Braid again showed admirable timing after our last concert, as we were awaiting a train back to Copenhagen at Allerod station, about a forty-minute trip.  There was nobody around on the platform and he busted out Shooby again, this time his classic scat over a country/pop version of the hymn “How Great Thou Art”, his own voice way up front in the mix.  I hadn’t heard this one before and I just choked with laughter. In part it delighted me because this is one of the few hymns I don’t like – it’s always sounded kind of twee and mealy-mouthed to me in contrast to, say, “Abide With Me.”  Laughing and trying desperately to not pee my pants in the cool night air, I voiced this opinion, which caused a rare musical disagreement with Mike Murley, who really likes this hymn.  This led us into a brutal but good-natured exchange of mutual abuse in which he and I insulted each others’ ancestry, parents, manliness, musical judgement and other personal things in fairly ripe terms, which only broke everyone else up even more.

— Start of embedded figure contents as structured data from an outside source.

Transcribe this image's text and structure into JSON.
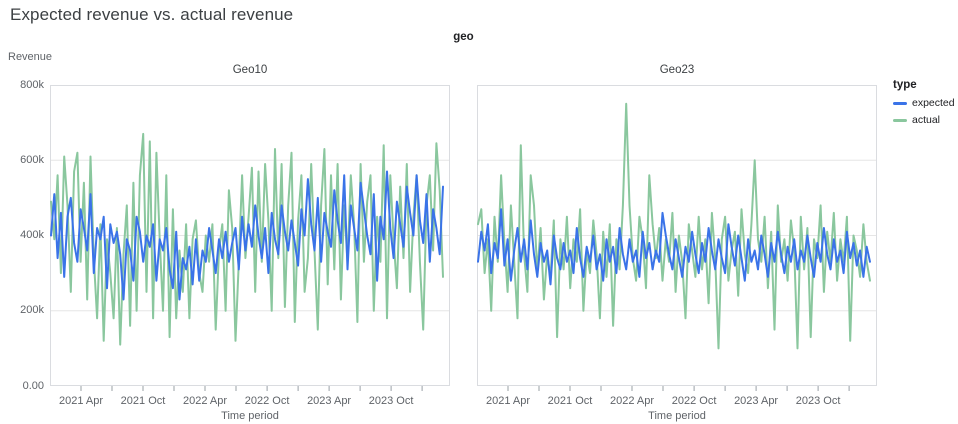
{
  "page": {
    "title": "Expected revenue vs. actual revenue"
  },
  "colors": {
    "expected_line": "#3a73e8",
    "actual_line": "#8ac79e",
    "grid": "#e6e6e6",
    "panel_border": "#dadce0",
    "tick_mark": "#9aa0a6",
    "axis_text": "#5f6368",
    "title_text": "#3c4043"
  },
  "chart_data": {
    "type": "line",
    "title": "Expected revenue vs. actual revenue",
    "facet_field": "geo",
    "y_axis": {
      "label": "Revenue",
      "lim": [
        0,
        800000
      ],
      "unit": "thousands",
      "ticks": [
        {
          "v": 0,
          "label": "0.00"
        },
        {
          "v": 200,
          "label": "200k"
        },
        {
          "v": 400,
          "label": "400k"
        },
        {
          "v": 600,
          "label": "600k"
        },
        {
          "v": 800,
          "label": "800k"
        }
      ]
    },
    "x_axis": {
      "label": "Time period",
      "span_months": 38.7,
      "ticks": [
        {
          "m": 3,
          "label": "2021 Apr"
        },
        {
          "m": 6,
          "label": ""
        },
        {
          "m": 9,
          "label": "2021 Oct"
        },
        {
          "m": 12,
          "label": ""
        },
        {
          "m": 15,
          "label": "2022 Apr"
        },
        {
          "m": 18,
          "label": ""
        },
        {
          "m": 21,
          "label": "2022 Oct"
        },
        {
          "m": 24,
          "label": ""
        },
        {
          "m": 27,
          "label": "2023 Apr"
        },
        {
          "m": 30,
          "label": ""
        },
        {
          "m": 33,
          "label": "2023 Oct"
        },
        {
          "m": 36,
          "label": ""
        }
      ]
    },
    "legend": {
      "title": "type",
      "entries": [
        {
          "label": "expected",
          "color": "#3a73e8"
        },
        {
          "label": "actual",
          "color": "#8ac79e"
        }
      ]
    },
    "panels": [
      {
        "title": "Geo10",
        "series": [
          {
            "name": "expected",
            "color": "#3a73e8",
            "values": [
              400,
              510,
              340,
              460,
              290,
              450,
              500,
              380,
              330,
              470,
              420,
              360,
              510,
              300,
              420,
              390,
              450,
              260,
              430,
              380,
              410,
              350,
              230,
              390,
              360,
              280,
              450,
              410,
              330,
              400,
              370,
              430,
              280,
              390,
              360,
              420,
              310,
              260,
              410,
              230,
              340,
              310,
              370,
              270,
              390,
              280,
              360,
              330,
              420,
              360,
              300,
              390,
              340,
              410,
              330,
              380,
              420,
              310,
              450,
              360,
              430,
              370,
              480,
              400,
              340,
              420,
              300,
              460,
              390,
              350,
              480,
              410,
              360,
              440,
              380,
              320,
              470,
              400,
              550,
              430,
              360,
              500,
              330,
              460,
              410,
              370,
              520,
              440,
              380,
              560,
              310,
              480,
              420,
              360,
              540,
              470,
              400,
              350,
              510,
              280,
              450,
              390,
              570,
              420,
              340,
              490,
              430,
              370,
              530,
              460,
              400,
              560,
              440,
              380,
              510,
              330,
              470,
              420,
              350,
              530
            ]
          },
          {
            "name": "actual",
            "color": "#8ac79e",
            "values": [
              490,
              390,
              560,
              300,
              610,
              480,
              250,
              570,
              620,
              330,
              540,
              230,
              610,
              340,
              180,
              430,
              120,
              390,
              300,
              180,
              420,
              110,
              350,
              480,
              160,
              540,
              200,
              560,
              670,
              250,
              650,
              180,
              620,
              390,
              200,
              560,
              130,
              470,
              180,
              360,
              250,
              430,
              180,
              390,
              440,
              300,
              250,
              400,
              330,
              430,
              150,
              360,
              430,
              200,
              520,
              420,
              120,
              330,
              560,
              340,
              450,
              580,
              250,
              570,
              330,
              590,
              440,
              200,
              630,
              340,
              590,
              210,
              480,
              620,
              170,
              440,
              560,
              250,
              340,
              590,
              360,
              150,
              480,
              630,
              270,
              560,
              310,
              590,
              230,
              480,
              330,
              560,
              430,
              170,
              590,
              330,
              490,
              560,
              200,
              450,
              330,
              640,
              180,
              560,
              390,
              260,
              530,
              340,
              590,
              250,
              450,
              560,
              330,
              150,
              480,
              560,
              360,
              645,
              520,
              290
            ]
          }
        ]
      },
      {
        "title": "Geo23",
        "series": [
          {
            "name": "expected",
            "color": "#3a73e8",
            "values": [
              330,
              410,
              360,
              430,
              300,
              380,
              340,
              470,
              320,
              390,
              280,
              360,
              420,
              330,
              390,
              310,
              440,
              350,
              290,
              380,
              330,
              360,
              270,
              400,
              340,
              310,
              380,
              330,
              360,
              300,
              420,
              340,
              290,
              370,
              330,
              400,
              310,
              350,
              280,
              390,
              330,
              370,
              300,
              420,
              350,
              310,
              390,
              330,
              360,
              290,
              410,
              340,
              380,
              310,
              360,
              330,
              460,
              400,
              350,
              310,
              390,
              340,
              290,
              370,
              330,
              410,
              350,
              300,
              380,
              330,
              420,
              360,
              310,
              390,
              340,
              300,
              430,
              370,
              320,
              400,
              340,
              280,
              390,
              330,
              360,
              310,
              400,
              350,
              290,
              380,
              330,
              410,
              350,
              300,
              370,
              330,
              390,
              310,
              360,
              330,
              400,
              340,
              290,
              380,
              330,
              420,
              350,
              310,
              390,
              330,
              360,
              300,
              410,
              340,
              380,
              320,
              360,
              290,
              370,
              330
            ]
          },
          {
            "name": "actual",
            "color": "#8ac79e",
            "values": [
              430,
              470,
              300,
              390,
              200,
              450,
              330,
              560,
              380,
              250,
              480,
              330,
              180,
              640,
              350,
              250,
              560,
              480,
              300,
              420,
              230,
              350,
              290,
              440,
              130,
              390,
              310,
              450,
              260,
              390,
              330,
              470,
              200,
              360,
              300,
              440,
              350,
              180,
              410,
              290,
              430,
              160,
              390,
              310,
              480,
              750,
              480,
              340,
              280,
              450,
              390,
              260,
              560,
              430,
              340,
              420,
              280,
              390,
              330,
              460,
              250,
              400,
              330,
              180,
              430,
              360,
              290,
              450,
              310,
              390,
              220,
              460,
              340,
              100,
              390,
              450,
              280,
              360,
              410,
              240,
              470,
              350,
              300,
              430,
              600,
              390,
              330,
              450,
              260,
              410,
              150,
              480,
              330,
              390,
              280,
              440,
              360,
              100,
              450,
              310,
              420,
              130,
              390,
              340,
              480,
              250,
              410,
              330,
              460,
              280,
              390,
              330,
              450,
              120,
              400,
              360,
              290,
              430,
              330,
              280
            ]
          }
        ]
      }
    ]
  }
}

The road, it can do funny things to you, not the least of which is to make you appreciate someone like Shooby Taylor, if only for the laughs. Without them, you might not survive.

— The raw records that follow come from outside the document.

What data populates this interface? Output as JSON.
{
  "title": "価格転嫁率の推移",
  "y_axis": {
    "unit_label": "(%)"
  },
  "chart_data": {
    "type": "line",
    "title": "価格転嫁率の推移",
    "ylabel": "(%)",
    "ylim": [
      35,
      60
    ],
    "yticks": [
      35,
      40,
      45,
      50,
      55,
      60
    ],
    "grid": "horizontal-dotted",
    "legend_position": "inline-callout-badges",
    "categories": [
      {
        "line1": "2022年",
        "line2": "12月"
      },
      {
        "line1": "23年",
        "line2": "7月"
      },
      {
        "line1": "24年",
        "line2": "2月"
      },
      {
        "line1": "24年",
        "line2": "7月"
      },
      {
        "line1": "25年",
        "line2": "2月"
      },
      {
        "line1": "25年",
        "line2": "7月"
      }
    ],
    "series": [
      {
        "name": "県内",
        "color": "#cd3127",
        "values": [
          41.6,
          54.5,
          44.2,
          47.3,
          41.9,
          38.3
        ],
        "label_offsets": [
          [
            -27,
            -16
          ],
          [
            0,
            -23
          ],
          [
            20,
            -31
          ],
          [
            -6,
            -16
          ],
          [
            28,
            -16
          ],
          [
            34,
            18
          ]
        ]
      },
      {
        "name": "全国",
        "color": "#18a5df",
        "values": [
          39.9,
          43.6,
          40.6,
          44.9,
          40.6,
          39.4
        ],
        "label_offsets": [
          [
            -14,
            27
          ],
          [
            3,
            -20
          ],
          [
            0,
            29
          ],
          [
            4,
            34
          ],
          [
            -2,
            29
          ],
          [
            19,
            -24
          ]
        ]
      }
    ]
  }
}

© 2012 – 2016, Steve Wallace. All rights reserved.

3 thoughts on “Scat-ology

  1. Hi Steve – Peter Danson steered me to your blog and I’m glad he did. I, too, am a longtime Shooby-ite, ever since Ed Reifel brought a recording to a meeting years ago. I’m happy to hear that through the good work of disciple Braid the church of Shooby thrives still. Shplaw!

  2. “a trumpet player with Tourette’s, named Howie.”

    Why would anyone name their Tourette’s at all, let alone call it Howie?!?
    (Sorry, it’s late, and my brain’s a bit limp from my Shooby-thon).